Ночью пришел он в землянку, где ждал рассвета арестованный, отослал охрану, а потом вывел агитатора наружу и дал ему пинка под зад, чтоб больше не попадался. Вот уж поистине тесен мир… Сперва Сибирцеву самому грозил трибунал, но тут немцы вжарили с такой силой, что все смешалось в круговерти отступления.
Он пил душистый чай мелкими глотками, поглядывая на землистое, с темными мешками под глазами, лицо Бровкина, и размышлял о том, что его заставило тогда, в шестнадцатом, спасти пожилого агитатора. Обычная человеческая жалость? Нет, пожалуй. Презрение к поручику, известному своей изощренной жестокостью? Тоже нет. Мальчишеское удальство? Или понимание того, что публичная казнь произведет отвратительное впечатление на солдат, среди которых и так уже началось брожение? Черт его знает, видно, и к нему начало в ту пору подбираться ощущение какой-то несправедливости, творящейся вокруг, протеста, сперва и не очень осмысленного, стихийного. Но этот неосознанный поначалу протест скоро созрел и укрепился под влиянием массы агитаторов, нахлынувших в армию к середине семнадцатого года, и недоучившийся студент-медик Сибирцев, пошедший на фронт добровольцем, и уже успевший хлебнуть окопного лиха, выбрал единственно верный, как он считал, путь для себя, который и привел его к большевикам.
— Послушай, — сказал Бровкин, — ты не помнишь фамилии того поручика?

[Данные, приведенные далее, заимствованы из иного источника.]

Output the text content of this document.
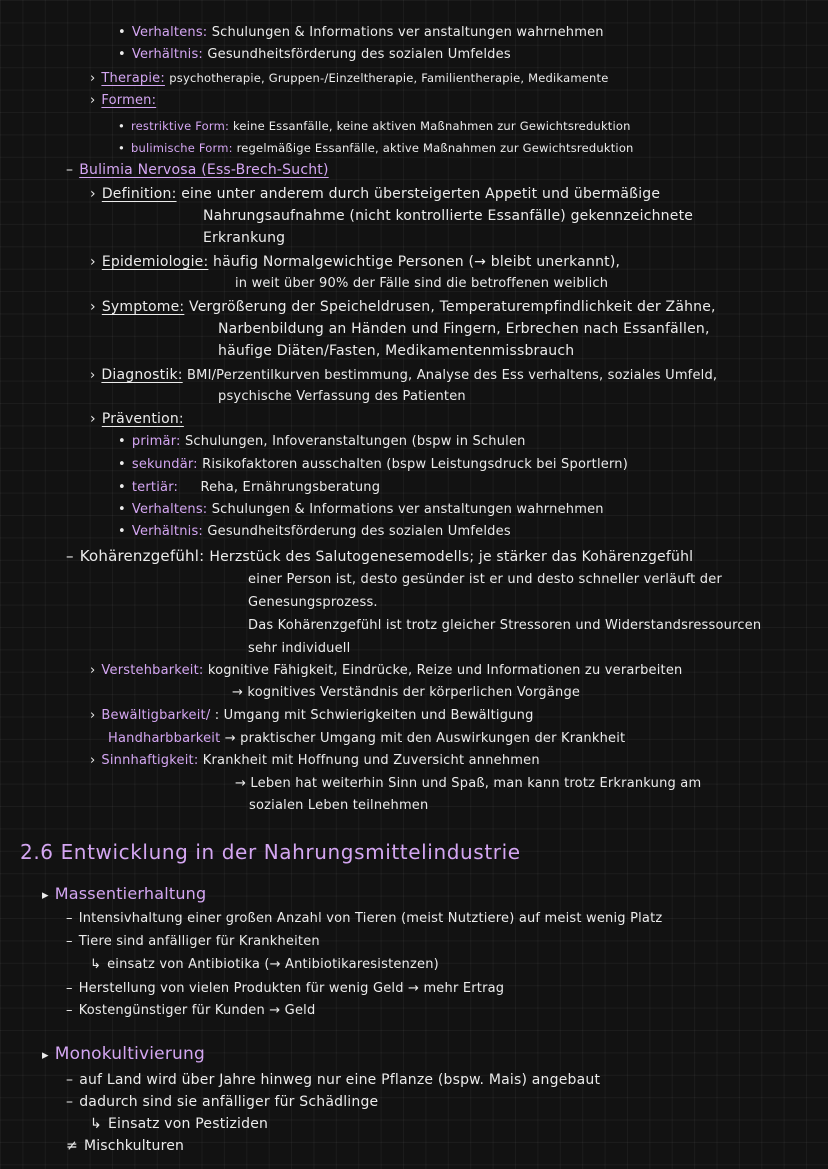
• Verhaltens: Schulungen & Informations ver anstaltungen wahrnehmen
• Verhältnis: Gesundheitsförderung des sozialen Umfeldes
› Therapie: psychotherapie, Gruppen-/Einzeltherapie, Familientherapie, Medikamente
› Formen:
• restriktive Form: keine Essanfälle, keine aktiven Maßnahmen zur Gewichtsreduktion
• bulimische Form: regelmäßige Essanfälle, aktive Maßnahmen zur Gewichtsreduktion
– Bulimia Nervosa (Ess-Brech-Sucht)
› Definition: eine unter anderem durch übersteigerten Appetit und übermäßige
Nahrungsaufnahme (nicht kontrollierte Essanfälle) gekennzeichnete
Erkrankung
› Epidemiologie: häufig Normalgewichtige Personen (→ bleibt unerkannt),
in weit über 90% der Fälle sind die betroffenen weiblich
› Symptome: Vergrößerung der Speicheldrusen, Temperaturempfindlichkeit der Zähne,
Narbenbildung an Händen und Fingern, Erbrechen nach Essanfällen,
häufige Diäten/Fasten, Medikamentenmissbrauch
› Diagnostik: BMI/Perzentilkurven bestimmung, Analyse des Ess verhaltens, soziales Umfeld,
psychische Verfassung des Patienten
› Prävention:
• primär: Schulungen, Infoveranstaltungen (bspw in Schulen
• sekundär: Risikofaktoren ausschalten (bspw Leistungsdruck bei Sportlern)
• tertiär: Reha, Ernährungsberatung
• Verhaltens: Schulungen & Informations ver anstaltungen wahrnehmen
• Verhältnis: Gesundheitsförderung des sozialen Umfeldes
– Kohärenzgefühl: Herzstück des Salutogenesemodells; je stärker das Kohärenzgefühl
einer Person ist, desto gesünder ist er und desto schneller verläuft der
Genesungsprozess.
Das Kohärenzgefühl ist trotz gleicher Stressoren und Widerstandsressourcen
sehr individuell
› Verstehbarkeit: kognitive Fähigkeit, Eindrücke, Reize und Informationen zu verarbeiten
→ kognitives Verständnis der körperlichen Vorgänge
› Bewältigbarkeit/ : Umgang mit Schwierigkeiten und Bewältigung
Handharbbarkeit → praktischer Umgang mit den Auswirkungen der Krankheit
› Sinnhaftigkeit: Krankheit mit Hoffnung und Zuversicht annehmen
→ Leben hat weiterhin Sinn und Spaß, man kann trotz Erkrankung am
sozialen Leben teilnehmen
2.6 Entwicklung in der Nahrungsmittelindustrie
▸ Massentierhaltung
– Intensivhaltung einer großen Anzahl von Tieren (meist Nutztiere) auf meist wenig Platz
– Tiere sind anfälliger für Krankheiten
↳ einsatz von Antibiotika (→ Antibiotikaresistenzen)
– Herstellung von vielen Produkten für wenig Geld → mehr Ertrag
– Kostengünstiger für Kunden → Geld
▸ Monokultivierung
– auf Land wird über Jahre hinweg nur eine Pflanze (bspw. Mais) angebaut
– dadurch sind sie anfälliger für Schädlinge
↳ Einsatz von Pestiziden
≠ Mischkulturen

— Дыбов, кто ж его, подлеца, забудет, — спокойно ответил Сибирцев и вдруг замер. — Не может быть… Борис Петрович, неужто случаются такие совпадения?
— То-то. Внимательно читал протокол осмотра тела?
— А как же. Так ведь это ж его почерк, дыбовский…
— Вот-вот, и я, как прочел, сразу того садиста вспомнил. Почерк действительно его. Да и разве забудешь? Все, чем мне он тогда грозил, все на нашем товарище выместил… Итак, что мы имеем? Ниточку к Дыбе, или Дыбову, как пожелаешь. Имеем, наконец, его портрет. Ведь до сегодняшнего дня его один старик Лешаков и видел. Да еще Павел ваш, но он уже ничего не расскажет. Ты его тоже помнишь: время, какие-то четыре года не должны его сильно изменить, узнаешь. А теперь давай уточним последние детали…
Дребезжал и дергался вагон, поблескивала в тусклом свете оплывающего огарка свечи снежная пыль, нещадно дымили вонючим самосадом и хрипло переругивались мужики- дикие, дремучие, заросшие, запуганные и обманутые, разбойные и отчаянные, только нащупывавшие свою правду, мечтающие о ней и не шибко пока верящие в нее. Сибирь-матушка поднялась, всколыхнулась, сдвинулась, и в этой кутерьме легко было не то что затаиться, но развернуться во всю свою разбойную силу и Мыльникову, и Дыбе, и любому самочинному атаману.